Gillard stressed that any “additional personnel and resources” would not only assist the extraction of Australian forces. They would, she stated, assist with “nationwide transition”, suggesting that Australian personnel could be deployed to fill the gaps that will be left—particularly in Kabul—as various European states pull out their troops over the next two years. Moreover, she declared that Australia, having just won a temporary seat on the UN Security Council, would be an “active participant” in planning the future of Afghanistan.

 

Over the next 12 months, Gillard stated, the Australian “Mentoring Task Force” would shift to an “Advisory Task Force” model, cease routine partnered operations at the Kandak (battalion) level and consolidate in Tarin Kowt. Yet she emphasised that “this shift in posture, likely to occur around the end of this year, is not the end of our combat operations in Uruzgan,” adding: “Our Special Operations Task Group will continue to operate against the insurgency and our Advisory Task Force will retain a combat-ready capability.”

 

Gillard described the situation in the occupied country in the most optimistic of terms. She hailed the “important progress toward transition”, when Afghan government forces would take over security responsibilities. She lauded the pledge by the “international community”—the US and its allies—of $3.6 billion a year between 2015-2017 to fund the Afghan military and police, and thus shore up the Afghan government, while hailing the “commitment” by Afghan President Hamid Karzai to hold “credible, inclusive and transparent elections” in 2014.

 

As successive Australian governments have repeatedly done, Gillard insisted that the Australian involvement was essential to maintaining the military and strategic alliance with Washington.
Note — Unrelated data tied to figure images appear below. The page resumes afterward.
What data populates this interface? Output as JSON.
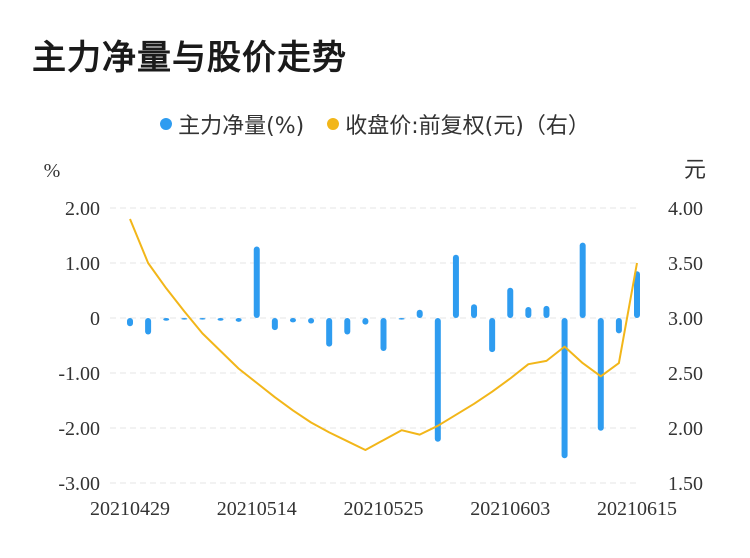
{
  "title": "主力净量与股价走势",
  "colors": {
    "bar": "#2E9CF0",
    "line": "#F2B619",
    "grid": "#e6e6e6",
    "text": "#333333"
  },
  "chart_data": {
    "type": "bar",
    "legend_position": "top-center",
    "grid": true,
    "left_unit": "%",
    "right_unit": "元",
    "series": [
      {
        "name": "主力净量(%)",
        "type": "bar",
        "axis": "left",
        "values": [
          -0.15,
          -0.3,
          -0.05,
          -0.03,
          -0.03,
          -0.05,
          -0.07,
          1.3,
          -0.22,
          -0.08,
          -0.1,
          -0.52,
          -0.3,
          -0.12,
          -0.6,
          -0.03,
          0.15,
          -2.25,
          1.15,
          0.25,
          -0.62,
          0.55,
          0.2,
          0.22,
          -2.55,
          1.37,
          -2.05,
          -0.28,
          0.85
        ]
      },
      {
        "name": "收盘价:前复权(元)（右）",
        "type": "line",
        "axis": "right",
        "values": [
          3.9,
          3.5,
          3.27,
          3.06,
          2.86,
          2.7,
          2.54,
          2.41,
          2.28,
          2.16,
          2.05,
          1.96,
          1.88,
          1.8,
          1.89,
          1.98,
          1.94,
          2.02,
          2.12,
          2.22,
          2.33,
          2.45,
          2.58,
          2.61,
          2.74,
          2.59,
          2.47,
          2.59,
          3.5
        ]
      }
    ],
    "x_ticks": [
      {
        "index": 0,
        "label": "20210429"
      },
      {
        "index": 7,
        "label": "20210514"
      },
      {
        "index": 14,
        "label": "20210525"
      },
      {
        "index": 21,
        "label": "20210603"
      },
      {
        "index": 28,
        "label": "20210615"
      }
    ],
    "y_left": {
      "min": -3,
      "max": 2,
      "ticks": [
        "2.00",
        "1.00",
        "0",
        "-1.00",
        "-2.00",
        "-3.00"
      ],
      "tick_values": [
        2,
        1,
        0,
        -1,
        -2,
        -3
      ]
    },
    "y_right": {
      "min": 1.5,
      "max": 4.0,
      "ticks": [
        "4.00",
        "3.50",
        "3.00",
        "2.50",
        "2.00",
        "1.50"
      ],
      "tick_values": [
        4.0,
        3.5,
        3.0,
        2.5,
        2.0,
        1.5
      ]
    }
  }
}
She concluded her speech by justifying the war with the claim that “we are there to deny international terrorism a safe haven” and “to stand firm with our ally the United States”.

 

While trying to paint a rosy picture, Gillard noted the loss of seven Australian soldiers’ lives in the past year, taking the total to 39 since 2001, and conceded that more casualties were likely, further undermining any public support for the war. “There will be difficult days ahead, setbacks in the transition process, days when our resolve will be tested,” she warned.

 

The true backdrop to Gillard’s speech is the failure of the US invasion of Afghanistan in October 2001—justified on the pretext of avenging the September 11 terror attacks—to turn the country into a stable American client state in resource-rich Central Asia.

 

During more than 11 years of military occupation, the US and allied forces have brutally sought to suppress the insurgency organised by the former Taliban regime and other opponents of the foreign takeover of the country, especially in the ethnic Pashtun populated southern regions. Thousands of Afghan fighters and civilians have been killed and wounded. Tens of thousands have been hauled off for interrogation and detention in an effort to stamp out resistance. The Obama administration’s “surge” of extra troops in 2009-2010 led to an escalation in the repression. The guerrilla war has nevertheless continued unabated and, if anything, has spread.

 

The Karzai government is a corrupt puppet regime that exerts little authority over most of the country and is despised by much of the population. The nearly 352,000-strong Afghan National Army and police are poorly trained and motivated, disproportionally recruited from the non-Pashtun population, plagued by ethnic tensions and desertions, and thoroughly infiltrated by the insurgency.

 

Gillard obliquely referred to the real state of affairs when she mentioned the growing number of “insider attacks”—where members of the Afghan security forces turn their weapons on their supposed allies. “A new threat to our mission has been emerging in Afghanistan for some time—insider attacks,” she stated. Seven Australian soldiers have been killed and 12 wounded in four separate incidents, as well as dozens of US, British and other foreign personnel, and many more Afghan soldiers and police. Gillard noted that “insider attacks have targeted Afghan troops in ever greater number than international troops.”

 

Washington’s lack of confidence that the Karzai regime will survive after the majority of foreign forces leave is reflected in ongoing US efforts to convince a sizeable section of the insurgency to agree to “reconciliation talks,” in which they would be offered a share of political power in Afghanistan in exchange for accepting a permanent American military presence. To date, the overtures to the Taliban and other resistance organisations have made little or no progress.

 

The Gillard government’s determination to “stand firm” with the US amid the debacle in Afghanistan flows directly from its unconditional alignment with the militarist US agenda around the globe and, above all, in the Asian region against China. Last November, Labor offered northern Australia as a US staging base, and the Australian armed forces as a junior partner, for American military operations in the Pacific and Indian Oceans. The basing of a US aircraft carrier battlegroup in Perth, and American drone aircraft on the Cocos Islands is under discussion.

 

The Liberal and National opposition parties endorsed Gillard’s speech, demonstrating the bipartisan character of the Australian alignment with the US. The prospect that additional troops would be deployed over the coming months was barely mentioned in the mass media and has not provoked any dissent from erstwhile critics of US militarism.

 

The dominant sections of the Australian ruling elite see no alternative at present to asserting their strategic and economic interests in the Asia-Pacific and internationally except by the closest alliance with the United States and total support for Washington’s foreign policy—even though it is producing increasing friction with China, the largest trading partner of Australian capitalism.